Tuesday, September 18, 2007
Posted by:
Michael Medved
at
12:02 AM
Myths and lies about the Vietnam War help to distort the current debate about the War in Iraq. Advocates of immediate US withdrawal tout the idea that our departure from Vietnam brought peace to that war-ravaged country but in truth the battles raged on for at least eight full years after US troops departed in 1973, along with genocide, concentration camps and desperate refugees in Vietnam and Cambodia. Moreover, the much heralded US “Peace Movement” didn’t end the war—and may have prolonged it by encouraging our enemies to keep fighting and actually building support for President Nixon’s war policies.
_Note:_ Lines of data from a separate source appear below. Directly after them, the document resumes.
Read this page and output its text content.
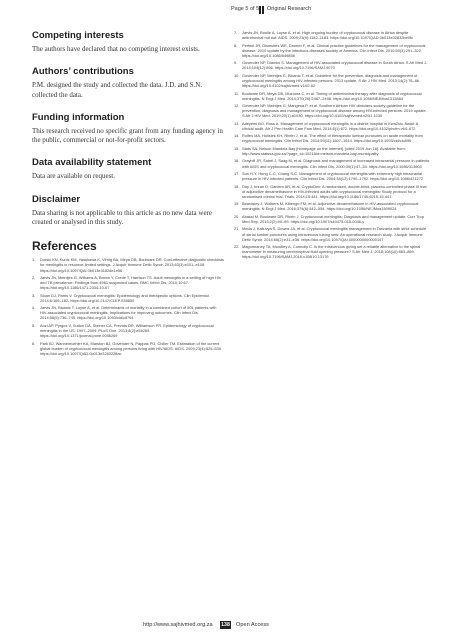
Page 5 of 5 Original Research
Competing interests

The authors have declared that no competing interest exists.

Authors’ contributions

P.M. designed the study and collected the data. J.D. and S.N. collected the data.

Funding information

This research received no specific grant from any funding agency in the public, commercial or not-for-profit sectors.

Data availability statement

Data are available on request.

Disclaimer

Data sharing is not applicable to this article as no new data were created or analysed in this study.

References
1. Durski KN, Kuntz KM, Yasukawa K, Virnig BA, Meya DB, Boulware DR. Cost-effective diagnostic checklists for meningitis in resource-limited settings. J Acquir Immune Defic Syndr. 2013;63(3):e101–e108. https://doi.org/10.1097/QAI.0b013e31828e1e56
2. Jarvis JN, Meintjes G, Williams A, Brown Y, Crede T, Harrison TS. Adult meningitis in a setting of high HIV and TB prevalence: Findings from 4961 suspected cases. BMC Infect Dis. 2010;10:67. https://doi.org/10.1186/1471-2334-10-67
3. Sloan DJ, Parris V. Cryptococcal meningitis: Epidemiology and therapeutic options. Clin Epidemiol. 2014;6:169–182. https://doi.org/10.2147/CLEP.S38850
4. Jarvis JN, Bicanic T, Loyse A, et al. Determinants of mortality in a combined cohort of 501 patients with HIV-associated cryptococcal meningitis: Implications for improving outcomes. Clin Infect Dis. 2014;58(5):736–745. https://doi.org/10.1093/cid/cit794
5. Anzi AP, Pyrgos V, Sutton DA, Steiner CA, Prevots DR, Williamson PR. Epidemiology of cryptococcal meningitis in the US: 1997–2009. PLoS One. 2013;8(2):e56269. https://doi.org/10.1371/journal.pone.0056269
6. Park BJ, Wannemuehler KA, Marston BJ, Govender N, Pappas PG, Chiller TM. Estimation of the current global burden of cryptococcal meningitis among persons living with HIV/AIDS. AIDS. 2009;23(4):525–530. https://doi.org/10.1097/QAD.0b013e328322ffac
7. Jarvis JN, Boulle A, Loyse A, et al. High ongoing burden of cryptococcal disease in Africa despite antiretroviral roll out. AIDS. 2009;23(9):1182–1183. https://doi.org/10.1097/QAD.0b013e32832be0fc
8. Perfect JR, Dismukes WE, Dromer F, et al. Clinical practice guidelines for the management of cryptococcal disease: 2010 update by the infectious diseases society of America. Clin Infect Dis. 2010;50(3):291–322. https://doi.org/10.1086/649858
9. Govender NP, Dlamini S. Management of HIV-associated cryptococcal disease in South Africa. S Afr Med J. 2014;104(12):896. https://doi.org/10.7196/SAMJ.9070
10. Govender NP, Meintjes G, Bicanic T, et al. Guideline for the prevention, diagnosis and management of cryptococcal meningitis among HIV-infected persons: 2013 update. S Afr J HIV Med. 2013;14(2):76–86. https://doi.org/10.4102/sajhivmed.v14i2.82
11. Boulware DR, Meya DB, Muzoora C, et al. Timing of antiretroviral therapy after diagnosis of cryptococcal meningitis. N Engl J Med. 2014;370(26):2487–2498. https://doi.org/10.1056/NEJMoa1312884
12. Govender NP, Meintjes G, Mangena P, et al. Southern African HIV clinicians society guideline for the prevention, diagnosis and management of cryptococcal disease among HIV-infected persons: 2019 update. S Afr J HIV Med. 2019;20(1):a1030. https://doi.org/10.4102/sajhivmed.v20i1.1030
13. Adeyemi BO, Ross A. Management of cryptococcal meningitis in a district hospital in KwaZulu-Natal: A clinical audit. Afr J Prm Health Care Fam Med. 2014;6(1):672. https://doi.org/10.4102/phcfm.v6i1.672
14. Rolfes MA, Hullsiek KH, Rhein J, et al. The effect of therapeutic lumbar punctures on acute mortality from cryptococcal meningitis. Clin Infect Dis. 2014;59(11):1607–1614. https://doi.org/10.1093/cid/ciu596
15. Stats SA: Nelson Mandela Bay [homepage on the Internet]. [cited 2019 Jun 18]. Available from: http://www.statssa.gov.za/?page_id=1021&id=nelson-mandela-bay-municipality
16. Graybill JR, Sobel J, Saag M, et al. Diagnosis and management of increased intracranial pressure in patients with AIDS and cryptococcal meningitis. Clin Infect Dis. 2000;30(1):47–54. https://doi.org/10.1086/313603
17. Sun H-Y, Hung C-C, Chang S-C. Management of cryptococcal meningitis with extremely high intracranial pressure in HIV-infected patients. Clin Infect Dis. 2004;38(12):1790–1792. https://doi.org/10.1086/421272
18. Day J, Imran D, Ganiem AR, et al. CryptoDex: A randomised, double-blind, placebo-controlled phase III trial of adjunctive dexamethasone in HIV-infected adults with cryptococcal meningitis: Study protocol for a randomised control trial. Trials. 2014;15:441. https://doi.org/10.1186/1745-6215-15-441
19. Beardsley J, Wolbers M, Kibengo FM, et al. Adjunctive dexamethasone in HIV-associated cryptococcal meningitis. N Engl J Med. 2016;374(6):542–554. https://doi.org/10.1056/NEJMoa1509024
20. Abassi M, Boulware DR, Rhein J. Cryptococcal meningitis: Diagnosis and management update. Curr Trop Med Rep. 2015;2(2):90–99. https://doi.org/10.1007/s40475-015-0046-y
21. Meda J, Kalluvya S, Downs JA, et al. Cryptococcal meningitis management in Tanzania with strict schedule of serial lumber punctures using intravenous tubing sets: An operational research study. J Acquir Immune Defic Syndr. 2014;66(2):e31–e36. https://doi.org/10.1097/QAI.0000000000000147
22. Magormaney TA, Moodley A, Connolly C. Is the intravenous giving set a reliable alternative to the spinal manometer in measuring cerebrospinal fluid opening pressure? S Afr Med J. 2018;108(10):863–869. https://doi.org/10.7196/SAMJ.2018.v108i10.13176
http://www.sajhivmed.org.za 138 Open Access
Ordinary Americans felt hostility and resentment toward angry demonstrators and other radicals. The biggest demonstration of them all – the Mobilization Against the War on November 15, 1969 – brought 500,000 protestors to Washington, but pushed Nixon’s approval rating to an all-time high of 68 per cent. The President denounced the anti-war hordes in a memorable and effective televised speech, insisting that they didn’t speak for the nation’s “silent majority.” The surge of public support for that address, along with the widespread distaste for the demonstrators, actually encouraged a heavy majority of Democrats, who controlled both houses of Congress, to vote for resolutions backing the President. One can only hope that the excesses of Move On and other shrill anti-war militants will provoke a similar backlash in today’s debates.